Question

The integral \[ \int \frac{x^8 - x^2}{(x^{12} + 3x^6 + 1) \tan^{-1}\left( \frac{x^3 + 1}{x^3} \right)} \, dx \] is equal to:

• A. \( \log_e\left[\tan^{-1}\left(\frac{x^3 + 1}{x^3}\right)\right]^{1/3} + C \)
• B. \( \log_e\left[\tan^{-1}\left(\frac{x^3 + 1}{x^3}\right)\right]^{1/2} + C \)
• C. \( \log_e\left[\tan^{-1}\left(\frac{x^3 + 1}{x^3}\right)\right] + C \)
• D. \( \log_e\left[\tan^{-1}\left(\frac{x^3 + 1}{x^3}\right)\right]^{3} + C \)

Answer 1

The Correct Option is A

Given:
\(I = \int \frac{x^8 - x^2}{(x^{12} + 3x^6 + 1) \tan^{-1}\left(x^3 + \frac{1}{x^3}\right)} dx.\)

Let:  
\(t = \tan^{-1}\left(x^3 + \frac{1}{x^3}\right).\)

Then:  
\(dt = \frac{1}{1 + \left(x^3 + \frac{1}{x^3}\right)^2} \cdot \left(3x^2 - \frac{3}{x^4}\right) dx.\)

Simplifying:
\(dt = \frac{1}{1 + \left(x^3 + \frac{1}{x^3}\right)^2} \cdot \frac{3x^6 - 3}{x^4} dx.\)

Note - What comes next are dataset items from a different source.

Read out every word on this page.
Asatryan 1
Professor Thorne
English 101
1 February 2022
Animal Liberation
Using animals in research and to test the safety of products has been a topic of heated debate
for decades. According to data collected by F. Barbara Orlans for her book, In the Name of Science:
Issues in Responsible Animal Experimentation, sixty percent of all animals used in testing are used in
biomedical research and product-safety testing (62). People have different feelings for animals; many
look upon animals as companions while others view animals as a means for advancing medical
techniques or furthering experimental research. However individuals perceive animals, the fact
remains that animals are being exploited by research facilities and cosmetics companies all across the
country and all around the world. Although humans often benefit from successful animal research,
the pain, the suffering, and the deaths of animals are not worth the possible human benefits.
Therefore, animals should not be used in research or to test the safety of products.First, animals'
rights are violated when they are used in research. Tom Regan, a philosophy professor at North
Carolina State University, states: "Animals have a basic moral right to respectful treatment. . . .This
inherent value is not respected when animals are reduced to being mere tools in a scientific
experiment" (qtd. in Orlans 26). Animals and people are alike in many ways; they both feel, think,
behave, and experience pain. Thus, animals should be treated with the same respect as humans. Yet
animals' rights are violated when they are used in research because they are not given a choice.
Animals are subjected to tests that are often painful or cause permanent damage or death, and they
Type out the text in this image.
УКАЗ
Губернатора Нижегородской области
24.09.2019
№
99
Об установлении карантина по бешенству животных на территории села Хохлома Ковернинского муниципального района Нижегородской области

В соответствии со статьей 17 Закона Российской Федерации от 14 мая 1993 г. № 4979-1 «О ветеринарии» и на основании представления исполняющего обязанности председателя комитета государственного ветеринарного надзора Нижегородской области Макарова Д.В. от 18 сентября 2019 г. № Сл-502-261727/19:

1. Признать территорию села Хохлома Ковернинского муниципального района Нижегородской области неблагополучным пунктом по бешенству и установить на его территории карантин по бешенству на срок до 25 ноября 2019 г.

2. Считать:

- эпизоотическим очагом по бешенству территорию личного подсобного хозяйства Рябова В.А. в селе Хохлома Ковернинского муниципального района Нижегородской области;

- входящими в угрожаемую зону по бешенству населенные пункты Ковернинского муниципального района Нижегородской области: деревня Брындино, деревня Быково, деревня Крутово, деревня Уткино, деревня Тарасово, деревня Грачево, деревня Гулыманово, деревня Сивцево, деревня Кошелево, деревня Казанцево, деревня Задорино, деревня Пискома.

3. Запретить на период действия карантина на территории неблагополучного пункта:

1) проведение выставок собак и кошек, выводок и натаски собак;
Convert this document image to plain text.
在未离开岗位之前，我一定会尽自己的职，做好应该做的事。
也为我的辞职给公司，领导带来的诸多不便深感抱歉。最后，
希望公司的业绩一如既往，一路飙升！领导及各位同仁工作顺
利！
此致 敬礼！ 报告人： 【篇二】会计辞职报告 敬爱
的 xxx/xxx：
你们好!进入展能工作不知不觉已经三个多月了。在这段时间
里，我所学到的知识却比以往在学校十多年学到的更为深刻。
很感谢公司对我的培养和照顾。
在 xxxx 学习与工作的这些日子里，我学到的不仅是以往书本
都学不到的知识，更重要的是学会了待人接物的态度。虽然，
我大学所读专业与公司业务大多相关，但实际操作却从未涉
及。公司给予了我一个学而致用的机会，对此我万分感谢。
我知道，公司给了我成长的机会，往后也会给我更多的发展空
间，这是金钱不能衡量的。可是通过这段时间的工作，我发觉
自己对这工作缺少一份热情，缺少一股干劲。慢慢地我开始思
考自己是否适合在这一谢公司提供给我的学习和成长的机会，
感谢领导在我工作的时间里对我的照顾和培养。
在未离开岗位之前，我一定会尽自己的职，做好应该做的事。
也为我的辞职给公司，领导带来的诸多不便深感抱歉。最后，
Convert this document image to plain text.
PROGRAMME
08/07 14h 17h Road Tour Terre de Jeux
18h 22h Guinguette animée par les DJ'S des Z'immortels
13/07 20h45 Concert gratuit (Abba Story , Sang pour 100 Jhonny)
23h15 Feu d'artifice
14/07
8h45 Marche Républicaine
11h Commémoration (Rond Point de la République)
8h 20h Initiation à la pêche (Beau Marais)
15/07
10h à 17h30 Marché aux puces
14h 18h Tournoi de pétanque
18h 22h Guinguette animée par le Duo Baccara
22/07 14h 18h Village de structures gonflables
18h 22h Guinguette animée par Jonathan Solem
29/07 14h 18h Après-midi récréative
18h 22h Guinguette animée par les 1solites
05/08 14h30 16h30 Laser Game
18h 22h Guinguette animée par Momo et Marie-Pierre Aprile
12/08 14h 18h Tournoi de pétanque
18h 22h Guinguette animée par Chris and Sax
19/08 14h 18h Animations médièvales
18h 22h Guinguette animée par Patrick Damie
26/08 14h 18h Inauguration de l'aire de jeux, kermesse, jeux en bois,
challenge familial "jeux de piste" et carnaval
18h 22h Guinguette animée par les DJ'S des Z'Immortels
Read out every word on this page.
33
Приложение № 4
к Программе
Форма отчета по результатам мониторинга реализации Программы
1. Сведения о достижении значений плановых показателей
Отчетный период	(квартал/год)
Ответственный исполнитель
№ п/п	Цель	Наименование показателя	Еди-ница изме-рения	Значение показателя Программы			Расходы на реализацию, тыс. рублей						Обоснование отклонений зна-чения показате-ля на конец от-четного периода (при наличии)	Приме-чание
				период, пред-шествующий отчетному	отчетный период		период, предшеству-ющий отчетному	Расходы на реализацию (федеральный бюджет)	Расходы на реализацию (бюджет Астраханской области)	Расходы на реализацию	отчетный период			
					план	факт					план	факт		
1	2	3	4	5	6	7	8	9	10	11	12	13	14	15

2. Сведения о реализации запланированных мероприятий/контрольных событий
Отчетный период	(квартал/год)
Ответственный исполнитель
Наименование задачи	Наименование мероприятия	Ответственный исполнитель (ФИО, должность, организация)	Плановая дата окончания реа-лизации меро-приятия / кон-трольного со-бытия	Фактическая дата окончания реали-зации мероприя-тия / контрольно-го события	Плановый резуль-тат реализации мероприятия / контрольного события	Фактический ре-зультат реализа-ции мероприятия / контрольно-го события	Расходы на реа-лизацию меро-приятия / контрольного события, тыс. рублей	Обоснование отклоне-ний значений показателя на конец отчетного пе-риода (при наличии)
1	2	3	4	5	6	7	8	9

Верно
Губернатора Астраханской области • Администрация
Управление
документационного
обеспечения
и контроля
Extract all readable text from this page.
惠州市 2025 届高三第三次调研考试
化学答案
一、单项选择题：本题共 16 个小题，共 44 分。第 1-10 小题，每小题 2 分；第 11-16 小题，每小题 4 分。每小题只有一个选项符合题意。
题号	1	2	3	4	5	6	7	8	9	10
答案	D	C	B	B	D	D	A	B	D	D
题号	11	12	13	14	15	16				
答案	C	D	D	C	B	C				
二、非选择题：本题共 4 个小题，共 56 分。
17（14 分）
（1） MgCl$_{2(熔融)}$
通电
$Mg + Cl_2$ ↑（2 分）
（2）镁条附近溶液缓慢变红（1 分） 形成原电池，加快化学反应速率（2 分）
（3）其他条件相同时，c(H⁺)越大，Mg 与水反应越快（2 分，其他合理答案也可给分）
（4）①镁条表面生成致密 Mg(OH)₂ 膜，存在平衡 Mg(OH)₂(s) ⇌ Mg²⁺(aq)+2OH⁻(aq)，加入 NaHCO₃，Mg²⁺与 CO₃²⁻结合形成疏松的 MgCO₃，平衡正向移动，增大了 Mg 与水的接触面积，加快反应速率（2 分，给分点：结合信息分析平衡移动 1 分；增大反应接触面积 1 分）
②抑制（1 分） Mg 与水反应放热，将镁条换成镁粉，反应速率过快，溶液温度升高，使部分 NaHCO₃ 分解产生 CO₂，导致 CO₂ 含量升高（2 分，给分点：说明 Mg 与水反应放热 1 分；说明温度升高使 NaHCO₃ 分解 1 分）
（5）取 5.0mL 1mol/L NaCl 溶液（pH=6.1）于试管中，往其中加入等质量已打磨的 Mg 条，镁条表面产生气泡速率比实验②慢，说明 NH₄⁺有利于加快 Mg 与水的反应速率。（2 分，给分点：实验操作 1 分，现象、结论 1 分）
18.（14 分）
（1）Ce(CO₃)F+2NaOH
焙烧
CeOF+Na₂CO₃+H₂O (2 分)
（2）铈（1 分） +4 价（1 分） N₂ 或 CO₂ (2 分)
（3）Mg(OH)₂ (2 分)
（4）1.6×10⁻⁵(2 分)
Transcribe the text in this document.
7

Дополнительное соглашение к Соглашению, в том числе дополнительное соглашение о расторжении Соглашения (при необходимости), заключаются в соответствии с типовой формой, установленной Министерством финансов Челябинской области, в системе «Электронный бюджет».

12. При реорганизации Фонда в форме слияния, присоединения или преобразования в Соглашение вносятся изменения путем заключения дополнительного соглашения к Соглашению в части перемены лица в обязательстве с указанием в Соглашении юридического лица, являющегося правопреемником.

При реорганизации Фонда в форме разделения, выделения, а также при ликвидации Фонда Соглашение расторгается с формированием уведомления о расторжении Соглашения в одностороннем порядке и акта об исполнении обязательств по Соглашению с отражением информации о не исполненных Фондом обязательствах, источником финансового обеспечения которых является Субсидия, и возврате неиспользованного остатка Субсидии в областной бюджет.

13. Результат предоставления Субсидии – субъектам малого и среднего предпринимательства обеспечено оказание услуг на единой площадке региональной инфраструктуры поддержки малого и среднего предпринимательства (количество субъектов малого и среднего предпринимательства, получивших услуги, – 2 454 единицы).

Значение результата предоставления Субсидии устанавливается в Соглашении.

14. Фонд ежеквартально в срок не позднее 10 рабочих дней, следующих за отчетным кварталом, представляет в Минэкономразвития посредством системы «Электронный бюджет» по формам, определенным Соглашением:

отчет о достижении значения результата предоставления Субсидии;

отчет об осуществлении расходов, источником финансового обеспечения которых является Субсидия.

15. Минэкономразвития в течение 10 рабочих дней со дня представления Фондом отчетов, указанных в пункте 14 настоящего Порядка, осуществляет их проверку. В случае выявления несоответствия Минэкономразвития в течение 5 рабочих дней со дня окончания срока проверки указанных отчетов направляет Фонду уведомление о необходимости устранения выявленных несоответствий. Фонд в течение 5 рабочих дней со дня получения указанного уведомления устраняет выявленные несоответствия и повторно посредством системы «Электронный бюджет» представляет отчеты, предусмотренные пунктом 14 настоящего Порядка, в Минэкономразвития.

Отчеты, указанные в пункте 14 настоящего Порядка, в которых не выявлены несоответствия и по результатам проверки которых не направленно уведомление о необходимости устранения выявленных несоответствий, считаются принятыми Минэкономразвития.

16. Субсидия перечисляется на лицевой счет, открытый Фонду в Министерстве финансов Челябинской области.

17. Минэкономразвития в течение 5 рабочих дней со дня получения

\(dt = \frac{x^6 - 1}{x^{12} + 3x^6 + 1} dx.\)

Rewriting the integral:
\(I = \frac{1}{3} \int \frac{dt}{t} = \frac{1}{3} \ln|t| + C.\)

Substituting back:
\(I = \frac{1}{3} \ln\left|\tan^{-1}\left(x^3 + \frac{1}{x^3}\right)\right| + C.\)

Simplifying further:
\(I = \ln\left(\tan^{-1}\left(x^3 + \frac{1}{x^3}\right)\right)^{1/3} + C.\)

The correct option is (A) : \( \log_e\left[\tan^{-1}\left(\frac{x^3 + 1}{x^3}\right)\right]^{1/3} + C \)